Aquí la pantalla es como la puerta imaginada por Saki: una ventana que intoxica nuestra mirada

Un fotograma de 'It follows'.
Un fotograma de 'It follows'.

En La puerta abierta, magistral relato de Saki, la tendencia de una niña a las fabulaciones improvisadas convertía el espacio enmarcado por una puerta en un umbral donde, a los ojos de un incauto, lo cotidiano mudaba en pavoroso. Algo parecido hace David Robert Mitchell al sentar la premisa de It Follows. Su planteamiento lleva consigo un gratificante punto de renovación formal: la reivindicación del plano general extremo como instrumento para provocar inquietud y romper con las inercias expresivas de un género más dado a encerrar a sus personajes en planos claustrofóbicos con control efectista del fuera de campo. Aquí la pantalla es como la puerta imaginada por Saki: una ventana que intoxica nuestra mirada, recurso que transforma radicalmente la manera en que el espectador contempla una película de terror puro, desnudísima y, al mismo tiempo, tan susceptible de ser sometida a lecturas sesudas que no cuesta imaginarse a un Slavoj Zizek con los dientes (lacanianos) muy largos tras la proyección.

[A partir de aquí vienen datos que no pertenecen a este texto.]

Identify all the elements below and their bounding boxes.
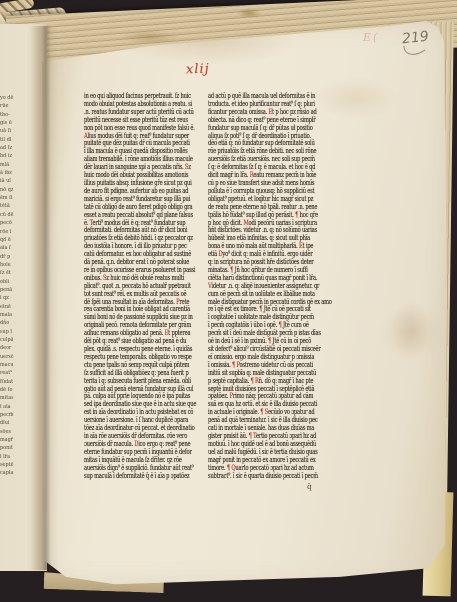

Mitchell, que ya había inoculado inesperadas dosis de tristeza y melancolía en la comedia de iniciación con su ópera prima The Myth of the American Sleepover (2010), se entrega aquí a deconstruir las formas que el género llevó a su extenuación en los ochenta. En un Detroit espectral, casi vaciado de presencias adultas, una joven se convierte en eslabón de una maldición que, en una suerte de guiño macabro a La ronda de Schnitzler, parece funcionar como una enfermedad de transmisión sexual. El cineasta posee la capacidad de dotar de una cualidad enigmática a toda imagen, revela una sensibilidad que se diría descendiente de la del gran Val Lewton –ese productor que, con la complicidad de cineastas como Jacques Tourneur, Robert Wise y Mark Robson, se erigió en gran poeta del fantástico–, brilla en sus soluciones de puesta en escena –la panorámica circular del prólogo– y se muestra tan empático con la sensibilidad femenina como mordaz a la hora de retratar la sexualidad masculina.